ヨーガとは「こころの働きを止滅すること」と古典が定義するように、あたまだけであれこれと考えず、「いのち」の声に耳をすませるプロセスそのものをさします。子どもにとっては「からだ・いき・こころ」というもっとも身近な「自然」に触れるあそびの時間になります。ヨーガは原始感覚を呼び覚まし、脳を活性し、姿勢や呼吸を整えて情緒を安定させます。子どもたちは楽しいヨーガあそびをとおして、自らの「いのち」が快適である状態がどのようなことかを知り、「いのち」の支えを感じ、「いのち」の力を信じることができるようになっていくでしょう。

子どもたちには一生を共にすごす自分自身の専門家になってもらいたいと思います。ヨーガで得られる感覚への「気づき」をとおして、自分の「いのち」の力に気づき、友だちの「いのち」の力にも共感できる、豊かでキレイなこころとからだをもったおとなに成長してくれることを願っています。

伊藤 華野
いとう・かの(11月4日生まれ 午歳)

沖縄女子短期大学児童教育学科専任教員。臨床心理士、ヨーガ療法士、福祉レクレーションワーカー、保育士、介護福祉士。
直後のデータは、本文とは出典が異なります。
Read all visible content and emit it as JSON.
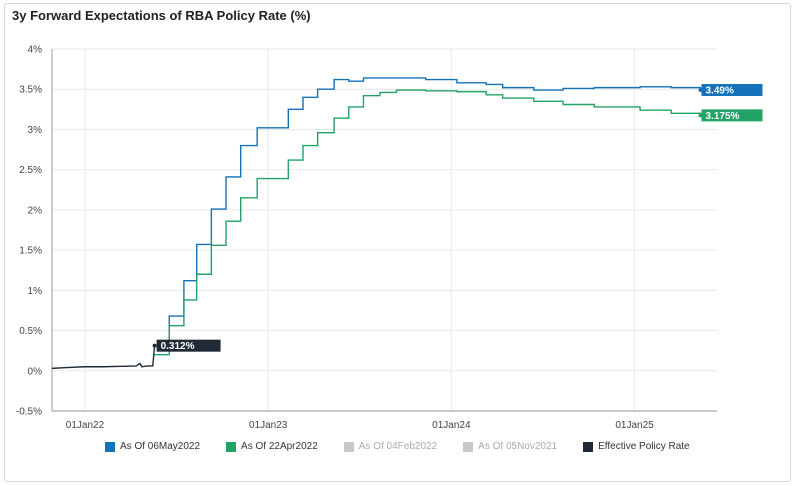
{
  "title": "3y Forward Expectations of RBA Policy Rate (%)",
  "colors": {
    "series1": "#1372b9",
    "series2": "#21a366",
    "effective": "#1f2a36",
    "disabled": "#c8c8c8",
    "grid": "#e9e9e9"
  },
  "legend": [
    {
      "label": "As Of 06May2022",
      "color": "#1372b9",
      "active": true
    },
    {
      "label": "As Of 22Apr2022",
      "color": "#21a366",
      "active": true
    },
    {
      "label": "As Of 04Feb2022",
      "color": "#c8c8c8",
      "active": false
    },
    {
      "label": "As Of 05Nov2021",
      "color": "#c8c8c8",
      "active": false
    },
    {
      "label": "Effective Policy Rate",
      "color": "#1f2a36",
      "active": true
    }
  ],
  "chart_data": {
    "type": "line",
    "title": "3y Forward Expectations of RBA Policy Rate (%)",
    "xlabel": "",
    "ylabel": "",
    "ylim": [
      -0.5,
      4
    ],
    "yticks": [
      "-0.5%",
      "0%",
      "0.5%",
      "1%",
      "1.5%",
      "2%",
      "2.5%",
      "3%",
      "3.5%",
      "4%"
    ],
    "xticks": [
      {
        "label": "01Jan22",
        "t": 2022.0
      },
      {
        "label": "01Jan23",
        "t": 2023.0
      },
      {
        "label": "01Jan24",
        "t": 2024.0
      },
      {
        "label": "01Jan25",
        "t": 2025.0
      }
    ],
    "xlim": [
      2021.82,
      2025.45
    ],
    "grid": true,
    "legend_position": "bottom",
    "series": [
      {
        "name": "Effective Policy Rate",
        "key": "effective",
        "step": false,
        "points": [
          [
            2021.82,
            0.03
          ],
          [
            2021.9,
            0.04
          ],
          [
            2022.0,
            0.05
          ],
          [
            2022.1,
            0.05
          ],
          [
            2022.2,
            0.055
          ],
          [
            2022.28,
            0.06
          ],
          [
            2022.3,
            0.09
          ],
          [
            2022.31,
            0.05
          ],
          [
            2022.34,
            0.06
          ],
          [
            2022.37,
            0.06
          ],
          [
            2022.38,
            0.31
          ]
        ]
      },
      {
        "name": "As Of 06May2022",
        "key": "series1",
        "step": true,
        "points": [
          [
            2022.38,
            0.31
          ],
          [
            2022.46,
            0.68
          ],
          [
            2022.54,
            1.12
          ],
          [
            2022.61,
            1.57
          ],
          [
            2022.69,
            2.01
          ],
          [
            2022.77,
            2.41
          ],
          [
            2022.85,
            2.8
          ],
          [
            2022.94,
            3.02
          ],
          [
            2023.11,
            3.25
          ],
          [
            2023.19,
            3.4
          ],
          [
            2023.27,
            3.5
          ],
          [
            2023.36,
            3.62
          ],
          [
            2023.44,
            3.6
          ],
          [
            2023.52,
            3.64
          ],
          [
            2023.7,
            3.64
          ],
          [
            2023.86,
            3.62
          ],
          [
            2024.03,
            3.58
          ],
          [
            2024.19,
            3.56
          ],
          [
            2024.28,
            3.52
          ],
          [
            2024.45,
            3.49
          ],
          [
            2024.61,
            3.51
          ],
          [
            2024.78,
            3.52
          ],
          [
            2025.03,
            3.53
          ],
          [
            2025.2,
            3.52
          ],
          [
            2025.36,
            3.49
          ]
        ]
      },
      {
        "name": "As Of 22Apr2022",
        "key": "series2",
        "step": true,
        "points": [
          [
            2022.38,
            0.2
          ],
          [
            2022.46,
            0.56
          ],
          [
            2022.54,
            0.88
          ],
          [
            2022.61,
            1.2
          ],
          [
            2022.69,
            1.56
          ],
          [
            2022.77,
            1.86
          ],
          [
            2022.85,
            2.15
          ],
          [
            2022.94,
            2.39
          ],
          [
            2023.11,
            2.62
          ],
          [
            2023.19,
            2.8
          ],
          [
            2023.27,
            2.96
          ],
          [
            2023.36,
            3.14
          ],
          [
            2023.44,
            3.28
          ],
          [
            2023.52,
            3.42
          ],
          [
            2023.61,
            3.46
          ],
          [
            2023.7,
            3.49
          ],
          [
            2023.86,
            3.48
          ],
          [
            2024.03,
            3.47
          ],
          [
            2024.19,
            3.43
          ],
          [
            2024.28,
            3.39
          ],
          [
            2024.45,
            3.35
          ],
          [
            2024.61,
            3.31
          ],
          [
            2024.78,
            3.28
          ],
          [
            2025.03,
            3.24
          ],
          [
            2025.2,
            3.2
          ],
          [
            2025.36,
            3.175
          ]
        ]
      }
    ],
    "annotations": [
      {
        "text": "0.312%",
        "series": "effective",
        "x": 2022.38,
        "y": 0.312
      },
      {
        "text": "3.49%",
        "series": "series1",
        "x": 2025.36,
        "y": 3.49
      },
      {
        "text": "3.175%",
        "series": "series2",
        "x": 2025.36,
        "y": 3.175
      }
    ]
  }
}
母親がヨーガ教師という環境に育ち、大学院では幼児健康学の原田碩三氏、臨床動作法の冨永良喜氏に師事。1985年から子どもを対象にしたヨーガ指導をはじめる。1991年から「子どもカルチャーEducation」を主宰し、保育現場や小学校などでヨーガを取り入れたオリジナルな教育方法を試み、子どもの健全育成に取り組む。

育児雑誌『月刊クーヨン』(クレヨンハウス)、『月刊ひかりのくに』(ひかりのくに)などの連載で、親子で楽しめるヨーガ遊びを紹介。著書に『キッズ・ヨーガ』(エンターブレイン)、共著に『赤ちゃんからの自然療法』(クレヨンハウス)、『幼児体育』(樹村房)など。ヨーガ遊びを実演で解説する映像教材「みんなで楽しく・まねまねヨーガ(仮)」(株式会社アイフォスタ)を制作。